During a speech to introduce the bill, former attorney general Denys Roberts conceded it was borrowed from an ancient offence in past British cases: “The common law on the subject of unlawful assembly and riot has developed little in the past 100 years, during which time this kind of civil disorder has almost disappeared in the United Kingdom.”
The bill was eventually passed by the Legislative Council in 1970. Currently, the maximum penalty is 10 years in jail.
How is rioting defined?
Under the ordinance, an assembly where a “breach of the peace” is committed becomes a riot and the people assembled will be regarded as being “riotously assembled”. The 1970 definition is retained to this day.
As Roberts explained, the offence does not require a common purpose from the crowd to engage in a riot. The moment when “any person” taking part committed a breach of the peace, it would become a riot.
Former governor Chris Patten said after the verdict in Leung’s trial that the definition of “breach of the peace” was vague and “open to abuse”. However, former director of public prosecutions Grenville Cross disagreed and said the courts could have struck it down if it contravened human rights standards.
How many incidents of rioting occurred after the offence was introduced?
Before 2016, prosecutors had only used the offence in relation to the bloody clashes involving Vietnamese refugees in Whitehead Detention Centre in 1989, Shek Kong Detention Centre in 1992, and Hei Ling Chau Drug Addiction Treatment Centre in 2000.

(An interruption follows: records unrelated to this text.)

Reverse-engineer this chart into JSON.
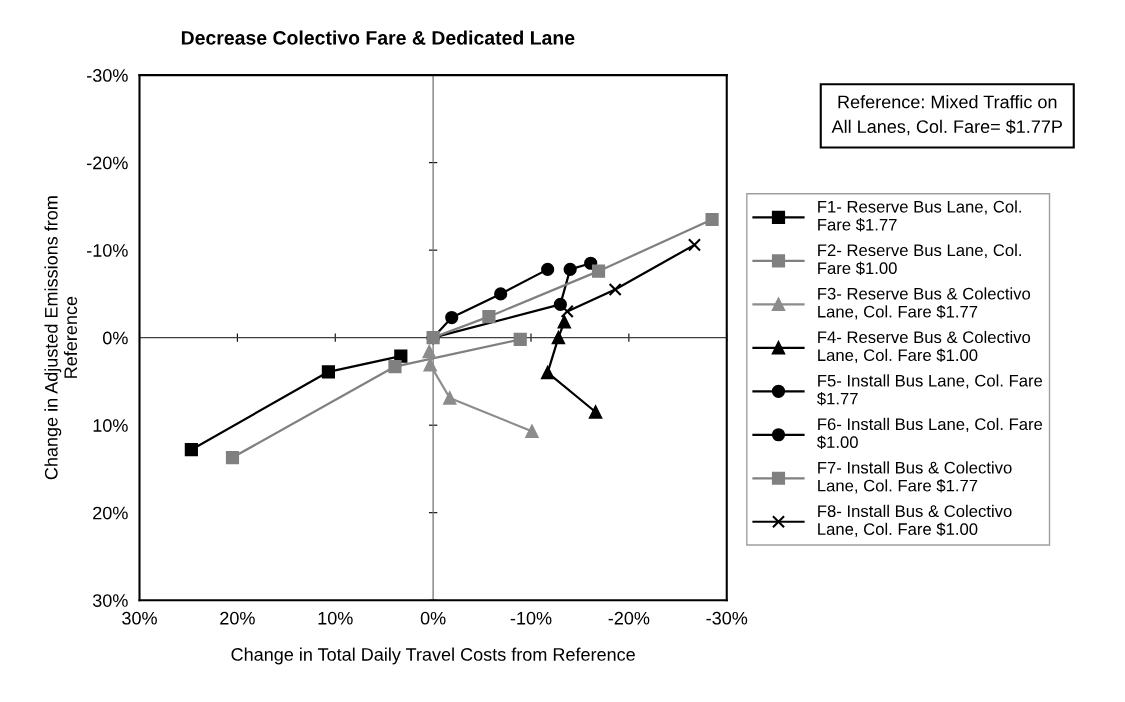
{
  "chart_data": {
    "type": "line",
    "title": "Decrease Colectivo Fare & Dedicated Lane",
    "xlabel": "Change in Total Daily Travel Costs from Reference",
    "ylabel": "Change in Adjusted Emissions from\nReference",
    "annotations": [
      "Reference: Mixed Traffic on\nAll Lanes, Col. Fare= $1.77P"
    ],
    "xlim": [
      30,
      -30
    ],
    "ylim": [
      30,
      -30
    ],
    "xticks": [
      {
        "value": 30,
        "label": "30%"
      },
      {
        "value": 20,
        "label": "20%"
      },
      {
        "value": 10,
        "label": "10%"
      },
      {
        "value": 0,
        "label": "0%"
      },
      {
        "value": -10,
        "label": "-10%"
      },
      {
        "value": -20,
        "label": "-20%"
      },
      {
        "value": -30,
        "label": "-30%"
      }
    ],
    "yticks": [
      {
        "value": -30,
        "label": "-30%"
      },
      {
        "value": -20,
        "label": "-20%"
      },
      {
        "value": -10,
        "label": "-10%"
      },
      {
        "value": 0,
        "label": "0%"
      },
      {
        "value": 10,
        "label": "10%"
      },
      {
        "value": 20,
        "label": "20%"
      },
      {
        "value": 30,
        "label": "30%"
      }
    ],
    "legend": "right",
    "ref_lines": [
      {
        "axis": "x",
        "value": 0,
        "color": "#707070"
      },
      {
        "axis": "y",
        "value": 0,
        "color": "#404040"
      }
    ],
    "series": [
      {
        "name": "F1- Reserve Bus Lane, Col.\nFare $1.77",
        "color": "#000000",
        "marker": "square",
        "x": [
          24.7,
          10.7,
          3.3
        ],
        "values": [
          12.8,
          3.9,
          2.1
        ]
      },
      {
        "name": "F2- Reserve Bus Lane, Col.\nFare $1.00",
        "color": "#808080",
        "marker": "square",
        "x": [
          20.5,
          3.9,
          -8.9
        ],
        "values": [
          13.7,
          3.3,
          0.2
        ]
      },
      {
        "name": "F3- Reserve Bus & Colectivo\nLane, Col. Fare $1.77",
        "color": "#8c8c8c",
        "marker": "triangle",
        "x": [
          0.4,
          0.3,
          -1.7,
          -10.1
        ],
        "values": [
          1.6,
          3.1,
          6.9,
          10.7
        ]
      },
      {
        "name": "F4- Reserve Bus & Colectivo\nLane, Col. Fare $1.00",
        "color": "#000000",
        "marker": "triangle",
        "x": [
          -13.4,
          -12.8,
          -11.7,
          -16.6
        ],
        "values": [
          -1.8,
          0,
          4.0,
          8.5
        ]
      },
      {
        "name": "F5- Install Bus Lane, Col. Fare\n$1.77",
        "color": "#000000",
        "marker": "circle",
        "x": [
          0,
          -1.9,
          -6.9,
          -11.7
        ],
        "values": [
          0,
          -2.3,
          -5.0,
          -7.8
        ]
      },
      {
        "name": "F6- Install Bus Lane, Col. Fare\n$1.00",
        "color": "#000000",
        "marker": "circle",
        "x": [
          0,
          -13.0,
          -14.0,
          -16.1
        ],
        "values": [
          0,
          -3.8,
          -7.8,
          -8.5
        ]
      },
      {
        "name": "F7- Install Bus & Colectivo\nLane, Col. Fare $1.77",
        "color": "#808080",
        "marker": "square",
        "x": [
          0,
          -5.7,
          -16.9,
          -28.5
        ],
        "values": [
          0,
          -2.4,
          -7.6,
          -13.5
        ]
      },
      {
        "name": "F8- Install Bus & Colectivo\nLane, Col. Fare $1.00",
        "color": "#000000",
        "marker": "cross",
        "x": [
          -13.7,
          -18.6,
          -26.7
        ],
        "values": [
          -3.0,
          -5.5,
          -10.6
        ]
      }
    ]
  }
}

In a more recent case in 2000, fighting erupted between Vietnamese and local inmates, and rioters attacked police and prison guards with stones and metal rods, later setting the building on fire. Police had to use tear gas to stop the fight. Some 38 police officers and prison guards were injured as well as 71 inmates.
How severe were the jail terms for riot offenders?
In Edward Leung’s case, the judge adopted the starting point of six years’ imprisonment and rejected mitigation based on the defendant’s political aspirations.
The six-year threshold was adopted by the court after hearing of the riots involving the Vietnamese refugees in detention centres in the 1990s, as the court overturned earlier sentencing from nine months and two to three years to deter future offenders.
For instance, in 2000, the appeal court stressed: “The potential for serious injury and large-scale damage arising from mob violence of this kind is enormous.”
Eight defendants in the Hei Ling Chau clashes received jail terms of four to six years, which ran concurrently with arson charges of nine to 10 years.
Why were some defendants given lighter sentences?
Some 13 defendants were earlier convicted of rioting as a result of the clashes in Mong Kok, who received jail terms from two years to four years and nine months – significantly shorter than in Leung’s case.
Different judges have conflicting assessments of whether the Mong Kok clashes were comparable to the clashes in detention centres, where a lower threshold was adopted.
Mitigating factors that result in shorter jail terms for some defendants include the individual backgrounds of the defendants, whether they pleaded guilty and their degree of participation in the incident.